Here’s what Mr. Trump should do. On day one, he should issue an executive order dictating that if federal employees encourage private companies to censor users’ First Amendment-protected activities, they must report these requests to the Office of Management and Budget. The OMB would then be required to publish these reports online, redacting information as necessary. This is well within Mr. Trump’s inherent and statutory authority as president, and it would allow the public to see for themselves whether and how the government is interfering with speech rights.
This requirement should extend beyond social-media companies to other private service providers, like banks and credit-card companies. The Obama administration’s Operation Choke Point—which pressured banks to terminate relationships with firearms dealers and other disfavored businesses—demonstrates how bureaucrats can compel many private entities to deplatform people or groups expressing unpopular views.
So why not simply ban bureaucrats from pressuring businesses to suppress speech? Because there are a variety of circumstances in which officials might reasonably encourage private companies to remove content. An FBI agent might request that a newspaper hold off reporting certain details of a crime that could undermine an investigation. If Iran were inundating social media with fake accounts, there would be nothing wrong with federal officials’ letting Facebook know. Officials and agencies can also express disagreement with claims made on social media, such as by warning against ingesting laundry pods.

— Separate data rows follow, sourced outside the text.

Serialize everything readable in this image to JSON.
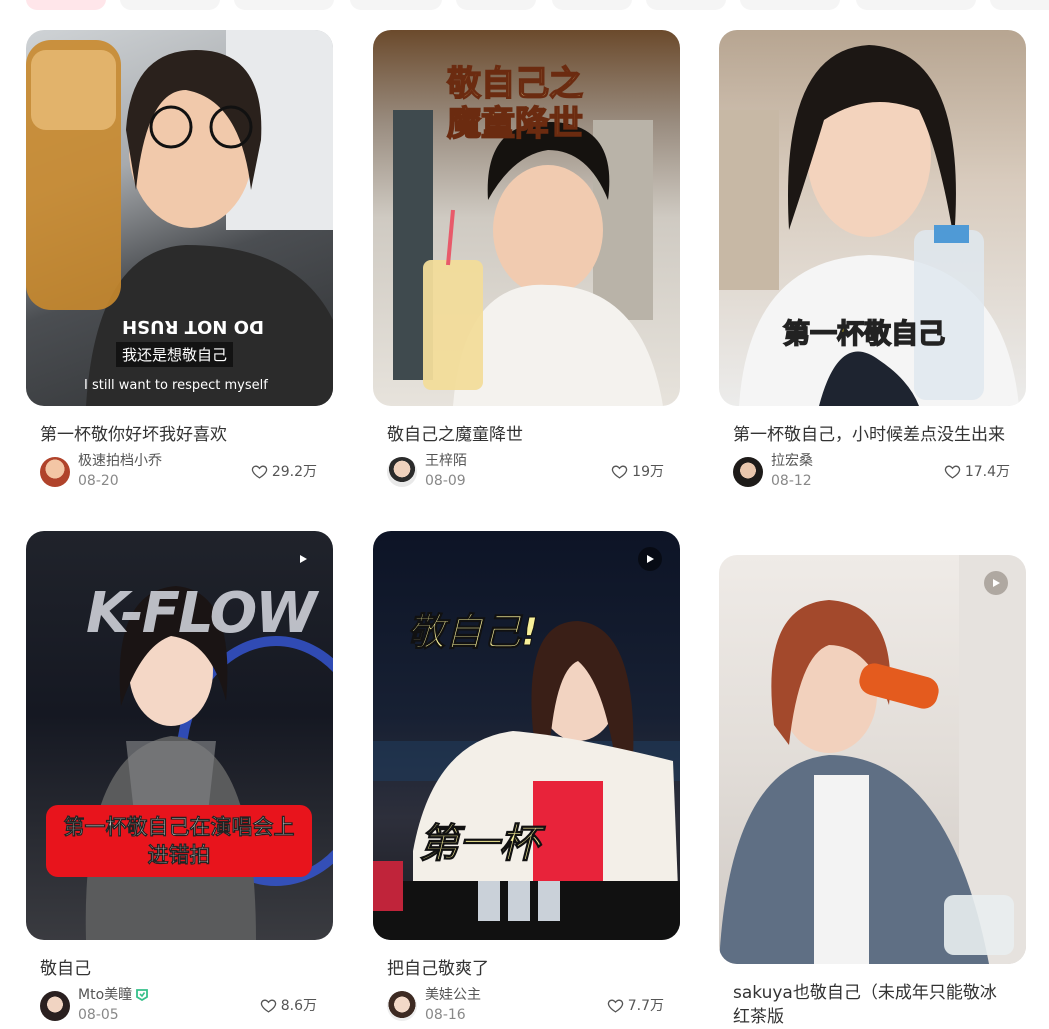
{
  "colors": {
    "accent": "#ff2442",
    "text": "#333333",
    "muted": "#888888"
  },
  "icons": {
    "play": "play-icon",
    "like": "heart-outline-icon"
  },
  "feed": [
    {
      "title": "第一杯敬你好坏我好喜欢",
      "author": "极速拍档小乔",
      "date": "08-20",
      "likes": "29.2万",
      "caption_cn": "我还是想敬自己",
      "caption_en": "I still want to respect myself",
      "shirt": "DO NOT RUSH"
    },
    {
      "title": "敬自己之魔童降世",
      "author": "王梓陌",
      "date": "08-09",
      "likes": "19万",
      "overlay": "敬自己之\n魔童降世"
    },
    {
      "title": "第一杯敬自己，小时候差点没生出来",
      "author": "拉宏桑",
      "date": "08-12",
      "likes": "17.4万",
      "overlay": "第一杯敬自己"
    },
    {
      "title": "敬自己",
      "author": "Mto美瞳",
      "date": "08-05",
      "likes": "8.6万",
      "overlay": "第一杯敬自己在演唱会上\n进错拍",
      "backdrop": "K-FLOW"
    },
    {
      "title": "把自己敬爽了",
      "author": "美娃公主",
      "date": "08-16",
      "likes": "7.7万",
      "overlay_top": "敬自己!",
      "overlay_mid": "第一杯"
    },
    {
      "title": "sakuya也敬自己（未成年只能敬冰红茶版"
    }
  ]
}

A transparency-based approach targets true government censorship without triggering these externalities. As a 2024 report from the Foundation for Individual Rights and Expression explains, transparency would “enable the public to know when the federal government is communicating with social media companies and what it’s communicating about,” which “would help prevent overreach and empower Americans to challenge it when it occurs.” The risks are minimal: Even if the definition of the conduct subject to a reporting requirement is overbroad, nothing is actually being prohibited.
This approach has been proved to deter improper censorship. When the public learned in 2022 of the Homeland Security Department’s proposed Disinformation Governance Board—tasked with combating online speech supposedly presenting national-security threats—the outcry was swift. The proposal was scrapped within a month. As Justice Louis Brandeis observed, sunlight is the best disinfectant.
There may not be much of interest to disclose during a Trump administration. Trump ally and free-speech warrior Elon Musk has vowed to dismantle the government-censorship complex. But transparency requirements would undercut progressives’ inevitable claims that Mr. Trump is targeting them for censorship. It would also serve as a trial run for a policy that ultimately ought to be enshrined in statute.
Democrats heralded Mr. Trump’s victory as a disaster for the First Amendment, but in recent years the most dangerous assault on free speech has come from the left. For all the progressive blustering, Mr. Trump may go down in history as the president who stood up to the federal censors and won.
Mr. Grossman is a senior legal fellow at the Buckeye Institute. Ms. Shapiro is a senior fellow at the Independent Women’s Forum. Both practice appellate and constitutional law in Washington, D.C. This article is adapted from a study for the Cato Institute.